Tuesday, March 24, 2009

Wade in Slowly ...

and at your own risk.  The market had a monster move just two days ago, and did its normal 2% correction the following day.  It was pretty predictable after such a huge move.  But the question is, what next?

I actually think we probably go up from here in the short term.  If you can get in and out quick, that might be something you look at doing. But if you are like me, and do not sit in front of a trading window all day, then you have to think long and hard about putting any cash into the game.   What is my big concern?  I have not figured out how to play the Fed's one trillion dollar gamble.

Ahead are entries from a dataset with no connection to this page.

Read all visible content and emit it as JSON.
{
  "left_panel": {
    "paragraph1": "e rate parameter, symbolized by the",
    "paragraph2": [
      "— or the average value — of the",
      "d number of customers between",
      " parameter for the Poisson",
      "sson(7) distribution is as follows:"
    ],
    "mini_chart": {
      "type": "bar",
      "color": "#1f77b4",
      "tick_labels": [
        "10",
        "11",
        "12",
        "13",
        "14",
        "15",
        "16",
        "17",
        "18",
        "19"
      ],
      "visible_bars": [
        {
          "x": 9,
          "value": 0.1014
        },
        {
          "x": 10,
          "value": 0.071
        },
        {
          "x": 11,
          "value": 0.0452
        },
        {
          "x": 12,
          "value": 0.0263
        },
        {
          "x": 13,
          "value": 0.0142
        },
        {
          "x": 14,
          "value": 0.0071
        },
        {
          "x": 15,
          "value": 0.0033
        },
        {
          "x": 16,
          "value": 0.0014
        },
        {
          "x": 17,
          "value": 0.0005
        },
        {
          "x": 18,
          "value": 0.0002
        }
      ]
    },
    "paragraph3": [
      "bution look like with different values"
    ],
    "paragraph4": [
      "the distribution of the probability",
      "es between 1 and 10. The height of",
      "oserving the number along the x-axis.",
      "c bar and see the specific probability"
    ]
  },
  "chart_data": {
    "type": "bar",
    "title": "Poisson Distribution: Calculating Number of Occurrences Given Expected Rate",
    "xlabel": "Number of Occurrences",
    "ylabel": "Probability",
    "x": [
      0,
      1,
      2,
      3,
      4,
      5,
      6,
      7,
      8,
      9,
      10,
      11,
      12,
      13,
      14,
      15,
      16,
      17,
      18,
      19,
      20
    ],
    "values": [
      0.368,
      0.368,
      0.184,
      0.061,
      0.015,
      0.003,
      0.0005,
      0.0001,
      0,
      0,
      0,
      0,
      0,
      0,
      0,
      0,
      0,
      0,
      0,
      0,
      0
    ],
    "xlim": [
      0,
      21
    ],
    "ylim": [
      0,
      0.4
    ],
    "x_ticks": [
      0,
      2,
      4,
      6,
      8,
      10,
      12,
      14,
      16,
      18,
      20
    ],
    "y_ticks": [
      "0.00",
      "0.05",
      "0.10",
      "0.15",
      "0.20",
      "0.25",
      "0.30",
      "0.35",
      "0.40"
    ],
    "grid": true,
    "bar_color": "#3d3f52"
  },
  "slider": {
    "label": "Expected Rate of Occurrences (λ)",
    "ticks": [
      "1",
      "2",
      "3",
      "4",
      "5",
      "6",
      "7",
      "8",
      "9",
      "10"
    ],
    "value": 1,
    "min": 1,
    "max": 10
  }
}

Here are the undeniable realities.  We will have inflation in the next few years.  The value of the dollar will definitely drop in relation to other currencies, particularly the Chinese Yuan.  But the question is when will it happen.  If you have a long term horizon, your move is simple.  You need to short US treasuries and take an inflation play like gold.   The problem is determining where these are going to be in the short term and if you can stay in these plays long enough for them to play out.

I think Gold trades in this $900 range for some time.  I do think it will probably break out above $1000 and stay there over the next year or two.  Same can be said for the treasuries.  But it presents an even bigger problem.  Short term, I think treasury prices could actually go up.  But there is no way that investors are going to continue to stay there when yields are this low.  So do you get in now?  Can you wait two years for this to play itself out?

I need to spend some time thinking what the other side effects of this move will be.  This is a non-trivial shift in money.  There are going to be winners and losers and the trick is to be on the winning side of it.  The bad news for the rest of us?  Taxpayers will MOST DEFINITELY be the first loser if this plan goes south.